In the Jardines case, (Florida v. Jardines 2013) the Supreme Court did not even consider if an expectancy of privacy exists on one’s front porch due to a trespass onto a constitutionally protected area of appurtenance to the home because it is one and the same. In his decision, Judge Scalia noted that, If a member of the public did that (brought a drug sniffing dog to one’s front porch,) it would “inspire most of us – well, to call the police[,]” as would Petitioner should she find someone in the yard standing in the curtilage of her ground floor apartment.
In the case of Katz v. the United States, 1967 and the reasonable expectation of Privacy test, it ruled that: “what [a person] seeks to preserve as private, even in an area accessible to the public, may be constitutionally protected.”
Petitioner’s building is U shaped, its yard contained within the U. There are two bisecting paths on its periphery. Every tenant’s self-designated curtilage is not violated by others. No one comes to take vegetables from Petitioner’s garden or sits on bench or chairs in the gazebo. No one picks roses from unit two’s garden or sits at table of unit 6 garden enclosure without permission. These self-designated curtilage boundaries are based on individual apartment frontage. Woe betides the tenant who expands her area beyond the boundaries of her apartment windows. She will shortly be apprised of her error and it will be corrected. Tenants have made it abundantly clear what is private and enclosed as per Katz.

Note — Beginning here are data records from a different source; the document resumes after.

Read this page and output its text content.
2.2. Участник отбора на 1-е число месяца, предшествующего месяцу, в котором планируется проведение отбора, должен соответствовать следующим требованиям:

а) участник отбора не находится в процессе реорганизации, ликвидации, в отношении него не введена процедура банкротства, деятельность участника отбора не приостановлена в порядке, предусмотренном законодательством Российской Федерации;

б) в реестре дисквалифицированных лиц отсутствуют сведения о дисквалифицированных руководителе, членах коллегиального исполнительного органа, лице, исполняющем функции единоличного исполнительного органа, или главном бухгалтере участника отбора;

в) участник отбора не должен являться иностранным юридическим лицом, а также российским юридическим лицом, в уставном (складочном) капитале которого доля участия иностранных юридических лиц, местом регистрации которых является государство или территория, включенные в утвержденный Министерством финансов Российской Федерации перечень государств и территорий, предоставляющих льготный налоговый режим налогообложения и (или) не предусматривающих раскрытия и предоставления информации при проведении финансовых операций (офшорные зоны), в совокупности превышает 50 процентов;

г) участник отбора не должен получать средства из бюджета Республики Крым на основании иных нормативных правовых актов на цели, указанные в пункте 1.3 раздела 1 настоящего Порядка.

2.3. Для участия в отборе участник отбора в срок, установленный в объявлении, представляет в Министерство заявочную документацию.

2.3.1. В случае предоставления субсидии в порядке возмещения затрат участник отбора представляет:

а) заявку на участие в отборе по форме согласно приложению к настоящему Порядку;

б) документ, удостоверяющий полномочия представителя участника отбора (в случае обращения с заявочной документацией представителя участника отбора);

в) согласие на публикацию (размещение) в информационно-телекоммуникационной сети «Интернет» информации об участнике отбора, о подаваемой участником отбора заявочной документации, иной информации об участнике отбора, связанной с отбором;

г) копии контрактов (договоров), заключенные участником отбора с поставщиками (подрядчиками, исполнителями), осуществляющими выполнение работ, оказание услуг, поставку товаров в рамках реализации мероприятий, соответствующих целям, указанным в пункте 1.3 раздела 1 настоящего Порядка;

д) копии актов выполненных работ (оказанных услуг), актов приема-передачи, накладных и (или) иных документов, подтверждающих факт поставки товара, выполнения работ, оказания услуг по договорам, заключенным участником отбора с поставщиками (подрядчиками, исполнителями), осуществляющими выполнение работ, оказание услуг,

Landlord itself fosters the notion of curtilage proprietorship by promoting the planting of flowers and bushes, adding potted plants and container gardens to tenants “in front of their units.”
There are many, many cases that support privacy for condos, multi-family structures, complexes. Below are two relevant cases both upheld on appeal:
In Joyner v. State, Fla.Dist. Court, App1974 one has the convoluted case in which the State finds itself in the position of arguing in a drug case for the concept of curtilage to apply where the warrant used only covered the apartment. The drugs were found in Joyner’s car situated in adjacent parking lot. In its decision, the State ruled: “We now hold that yards, courtyards, driveways and parking areas used and customarily used in common by occupants of apartment houses, condominiums and other such complexes with other occupants thereof constitute a part of the curtilage of a specifically described apartment or condominium or other living unit thereof . . .”
In the case of People v. Bonilla, Ill 2018 the court ruled, referring to Jardines, that “It would just be unfair to say you can’t come up on a person who lives in a single family residence and sniff their door but you can go into someone’s hallway and sniff their door. Beyond the concept of fairness is the common sense fact that, according to U. S. census data more U. S. households are headed by renters than at any point since at least 1965. This reality begs consideration. Per cases cited Petitioner is afforded fourth amendment rights in the front yard, and Respondent erred in seizing property in the curtilage of her home.
The court may allow the filing of an amended petition or it may not. But there is the lease’s wording that every codes of law established since recorded history from Hammurabi down through to Blackstone considers the contract to be sacred. Otherwise chaos. Respondent may finesse the facts, but the contract will not.